In his welcome, Professor Michael Guilfoyle, head of the Rhodes Psychology Department and chairman of the organising committee, described how the idea for the conference emerged and developed during meetings of the Grahamstown Narrative Therapy Network – a cross-disciplinary gathering of professionals with an interest in narrative practice.
The conference programme offered a variety of perspectives on narrative practice to the more than 85 participants who had gathered from various parts of the country.
Elmarie Kotzé, from the University of Waikato, New Zealand opened the day with a challenging presentation, inviting practitioners to consider how, in the moment of an utterance, they position themselves and their clients. Elmarie shared how she grapples with the concept of positioning in her own work and in the training of students.
Kim Barker’s paper considered narrative conversations in the context of faith or ‘lived religion’. She appealed for a reconsideration of the binaries: secular/sacred and spiritual/religious and for an awareness of the potential of religious beliefs to be both emancipatory and oppressive.

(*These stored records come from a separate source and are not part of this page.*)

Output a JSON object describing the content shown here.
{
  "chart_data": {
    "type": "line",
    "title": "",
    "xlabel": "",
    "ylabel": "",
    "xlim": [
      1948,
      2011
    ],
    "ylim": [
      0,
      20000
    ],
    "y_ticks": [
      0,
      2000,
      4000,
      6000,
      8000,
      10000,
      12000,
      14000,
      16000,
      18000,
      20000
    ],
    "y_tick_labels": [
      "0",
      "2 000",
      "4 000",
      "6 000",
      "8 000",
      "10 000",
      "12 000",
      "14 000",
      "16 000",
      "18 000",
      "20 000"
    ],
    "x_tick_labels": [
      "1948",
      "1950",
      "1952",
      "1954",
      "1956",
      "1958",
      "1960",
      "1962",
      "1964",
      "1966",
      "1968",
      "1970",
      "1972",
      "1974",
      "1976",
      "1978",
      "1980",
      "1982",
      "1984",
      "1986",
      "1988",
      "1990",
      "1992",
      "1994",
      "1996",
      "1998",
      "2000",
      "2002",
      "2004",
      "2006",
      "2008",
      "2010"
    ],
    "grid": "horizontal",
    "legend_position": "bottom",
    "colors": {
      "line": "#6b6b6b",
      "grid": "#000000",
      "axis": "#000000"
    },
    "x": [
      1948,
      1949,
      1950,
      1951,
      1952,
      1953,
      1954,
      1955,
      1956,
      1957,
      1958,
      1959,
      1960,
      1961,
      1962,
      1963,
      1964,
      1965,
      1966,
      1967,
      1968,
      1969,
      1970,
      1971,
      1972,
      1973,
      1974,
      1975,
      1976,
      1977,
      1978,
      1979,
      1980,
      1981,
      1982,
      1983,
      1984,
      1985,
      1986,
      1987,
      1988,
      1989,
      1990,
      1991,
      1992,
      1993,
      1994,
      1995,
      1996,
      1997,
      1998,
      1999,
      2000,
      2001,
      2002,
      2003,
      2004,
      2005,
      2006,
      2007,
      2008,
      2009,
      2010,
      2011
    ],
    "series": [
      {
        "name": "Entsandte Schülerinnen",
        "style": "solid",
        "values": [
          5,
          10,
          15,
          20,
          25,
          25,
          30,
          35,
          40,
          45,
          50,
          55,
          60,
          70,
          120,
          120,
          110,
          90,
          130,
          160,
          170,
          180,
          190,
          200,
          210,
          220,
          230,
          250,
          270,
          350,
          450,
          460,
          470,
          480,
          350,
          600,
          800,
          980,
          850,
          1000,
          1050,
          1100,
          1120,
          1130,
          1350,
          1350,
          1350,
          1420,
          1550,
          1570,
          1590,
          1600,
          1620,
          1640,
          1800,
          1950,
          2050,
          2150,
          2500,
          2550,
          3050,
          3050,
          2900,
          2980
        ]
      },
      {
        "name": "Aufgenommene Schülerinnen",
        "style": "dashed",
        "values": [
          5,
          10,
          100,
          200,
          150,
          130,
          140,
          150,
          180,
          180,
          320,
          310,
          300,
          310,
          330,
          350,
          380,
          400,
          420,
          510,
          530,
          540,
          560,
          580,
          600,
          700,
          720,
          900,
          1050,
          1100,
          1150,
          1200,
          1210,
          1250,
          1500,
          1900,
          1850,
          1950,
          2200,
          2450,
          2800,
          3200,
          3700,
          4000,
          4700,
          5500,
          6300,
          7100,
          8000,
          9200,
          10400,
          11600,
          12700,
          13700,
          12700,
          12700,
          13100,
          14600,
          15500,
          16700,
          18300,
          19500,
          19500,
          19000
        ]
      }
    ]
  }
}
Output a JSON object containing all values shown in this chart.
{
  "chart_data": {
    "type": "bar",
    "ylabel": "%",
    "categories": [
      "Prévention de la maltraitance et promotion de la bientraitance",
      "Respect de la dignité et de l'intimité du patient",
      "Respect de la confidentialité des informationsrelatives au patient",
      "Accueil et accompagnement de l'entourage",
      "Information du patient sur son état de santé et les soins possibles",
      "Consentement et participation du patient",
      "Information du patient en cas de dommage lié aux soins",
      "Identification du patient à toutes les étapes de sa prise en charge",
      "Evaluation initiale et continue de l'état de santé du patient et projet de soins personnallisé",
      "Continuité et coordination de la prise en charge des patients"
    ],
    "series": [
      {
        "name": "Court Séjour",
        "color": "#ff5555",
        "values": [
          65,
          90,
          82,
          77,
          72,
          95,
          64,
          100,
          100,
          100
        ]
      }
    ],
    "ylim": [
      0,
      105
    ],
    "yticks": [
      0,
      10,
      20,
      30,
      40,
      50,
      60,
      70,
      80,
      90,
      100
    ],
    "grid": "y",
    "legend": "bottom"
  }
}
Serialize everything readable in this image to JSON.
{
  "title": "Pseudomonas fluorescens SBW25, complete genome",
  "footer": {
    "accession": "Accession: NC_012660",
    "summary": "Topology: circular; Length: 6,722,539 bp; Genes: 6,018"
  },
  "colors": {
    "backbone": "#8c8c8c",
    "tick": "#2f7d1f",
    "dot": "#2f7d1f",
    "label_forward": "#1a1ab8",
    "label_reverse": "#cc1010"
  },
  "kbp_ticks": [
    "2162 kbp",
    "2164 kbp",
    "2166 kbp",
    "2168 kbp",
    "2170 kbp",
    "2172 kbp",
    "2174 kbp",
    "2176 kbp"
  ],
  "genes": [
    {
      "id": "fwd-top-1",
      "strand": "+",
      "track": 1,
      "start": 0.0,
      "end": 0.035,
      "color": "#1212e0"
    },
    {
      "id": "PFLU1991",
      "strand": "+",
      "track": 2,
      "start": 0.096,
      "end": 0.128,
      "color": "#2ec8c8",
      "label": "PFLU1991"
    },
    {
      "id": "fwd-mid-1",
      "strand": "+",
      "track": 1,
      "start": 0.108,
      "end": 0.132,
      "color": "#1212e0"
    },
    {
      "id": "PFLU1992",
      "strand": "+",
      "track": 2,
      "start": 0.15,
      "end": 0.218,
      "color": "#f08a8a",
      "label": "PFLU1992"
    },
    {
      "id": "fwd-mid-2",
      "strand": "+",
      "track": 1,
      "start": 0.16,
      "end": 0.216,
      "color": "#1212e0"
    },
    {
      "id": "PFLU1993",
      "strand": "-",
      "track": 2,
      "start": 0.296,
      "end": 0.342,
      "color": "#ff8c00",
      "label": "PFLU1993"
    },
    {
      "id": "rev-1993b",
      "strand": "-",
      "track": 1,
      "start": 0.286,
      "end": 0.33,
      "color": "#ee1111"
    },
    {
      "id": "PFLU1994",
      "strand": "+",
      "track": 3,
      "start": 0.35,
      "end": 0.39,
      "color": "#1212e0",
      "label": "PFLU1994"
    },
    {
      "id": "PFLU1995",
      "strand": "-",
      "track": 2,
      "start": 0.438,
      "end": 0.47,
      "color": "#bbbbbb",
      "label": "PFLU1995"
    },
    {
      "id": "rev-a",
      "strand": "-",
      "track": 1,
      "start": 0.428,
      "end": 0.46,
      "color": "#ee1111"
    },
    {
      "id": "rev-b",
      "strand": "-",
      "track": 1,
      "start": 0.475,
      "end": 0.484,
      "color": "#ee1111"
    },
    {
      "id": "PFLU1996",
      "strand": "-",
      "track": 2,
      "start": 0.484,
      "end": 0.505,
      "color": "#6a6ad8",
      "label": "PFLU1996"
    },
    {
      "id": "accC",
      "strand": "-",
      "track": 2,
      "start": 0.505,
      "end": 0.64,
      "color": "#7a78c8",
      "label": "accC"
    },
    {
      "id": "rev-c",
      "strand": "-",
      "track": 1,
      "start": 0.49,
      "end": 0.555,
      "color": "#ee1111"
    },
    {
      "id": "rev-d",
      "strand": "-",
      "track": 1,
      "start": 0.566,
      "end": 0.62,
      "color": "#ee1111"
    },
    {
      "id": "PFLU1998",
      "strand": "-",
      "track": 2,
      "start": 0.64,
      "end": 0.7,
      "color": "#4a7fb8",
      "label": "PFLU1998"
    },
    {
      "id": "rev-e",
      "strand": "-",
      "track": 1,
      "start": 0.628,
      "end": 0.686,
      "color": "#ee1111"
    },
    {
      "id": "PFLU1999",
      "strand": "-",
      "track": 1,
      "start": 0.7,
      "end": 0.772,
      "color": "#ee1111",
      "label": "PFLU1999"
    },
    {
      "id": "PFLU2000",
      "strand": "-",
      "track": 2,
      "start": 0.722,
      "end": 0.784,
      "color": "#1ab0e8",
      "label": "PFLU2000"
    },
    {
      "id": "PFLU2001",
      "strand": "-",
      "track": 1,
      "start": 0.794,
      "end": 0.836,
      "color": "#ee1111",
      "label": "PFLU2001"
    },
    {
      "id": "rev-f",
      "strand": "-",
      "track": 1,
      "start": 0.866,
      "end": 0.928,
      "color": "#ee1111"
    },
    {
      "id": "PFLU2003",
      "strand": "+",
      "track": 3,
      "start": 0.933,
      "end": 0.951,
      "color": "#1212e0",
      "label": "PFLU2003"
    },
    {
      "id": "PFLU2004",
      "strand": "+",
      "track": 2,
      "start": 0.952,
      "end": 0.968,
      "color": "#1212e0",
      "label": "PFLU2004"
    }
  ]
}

Drawing on both attachment theory and narrative ideas, Therese Hegarty of Froebel College, Ireland, highlighted the importance of teachers’ awareness of their role in co-constructing learners’ identity stories, and in structuring environments in which learners feel secure enough to exercise curiosity. She also addressed the process by which children acquire reputations: how these surface, attach themselves and become fixed, and how reputations can be changed as children have other aspects of their identities witnessed and acknowledged. She concluded with a strong argument for more extensive support and supervision for teachers.
Prof Guilfoyle’s paper presented a strong theoretical argument for a shift from the question ‘Who am I?’ to the question ‘How shall I conduct myself?’ or ‘How close can I come to the principles I have set myself?’ as a guide for living. Drawing on Michel Foucault’s later writing, Prof Guilfoyle argued for consideration of what he called the ‘Ethical subject’ who holds him/herself accountable to a personal ethics/ethos. Using a fictitious composite case study, he demonstrated the implications of this shift in focus for narrative therapy conversations.
In the paper which followed, Stephen Gaddis of the Salem Centre for Therapy, Training and Research in the United States, described the painful terrain he had covered in his own life in an attempt to answer the ‘Who am I?’ question and his subsequent commitment to engaging in conversations in which clients are positioned as agents in their own lives. Particularly moving was the story of his correspondence with a young man in South Africa around their shared experiences of family violence and their commitment to becoming different kinds of fathers.
Another local presenter, East London-based Judy Rankin, invited participants to consider the role of metaphor and creativity in the generation and thickening of alternative storylines. She described the workshops she runs in which visual images play a central role.
The afternoon sessions focussed on narrative community work with the Rhodes University Masters in Clinical and Counselling students presenting their challenges and successes from community work projects over the past two years. Yvonne Sliep from the University of KwaZulu Natal closed the afternoon’s presentations with a discussion of her powerful work using Narrative Theatre in traumatised communities, with particular reference to her work in Burundi.
In closing, Lisl Foss facilitated an opportunity for participants to reflect on the presentations and discussions which the conference had offered.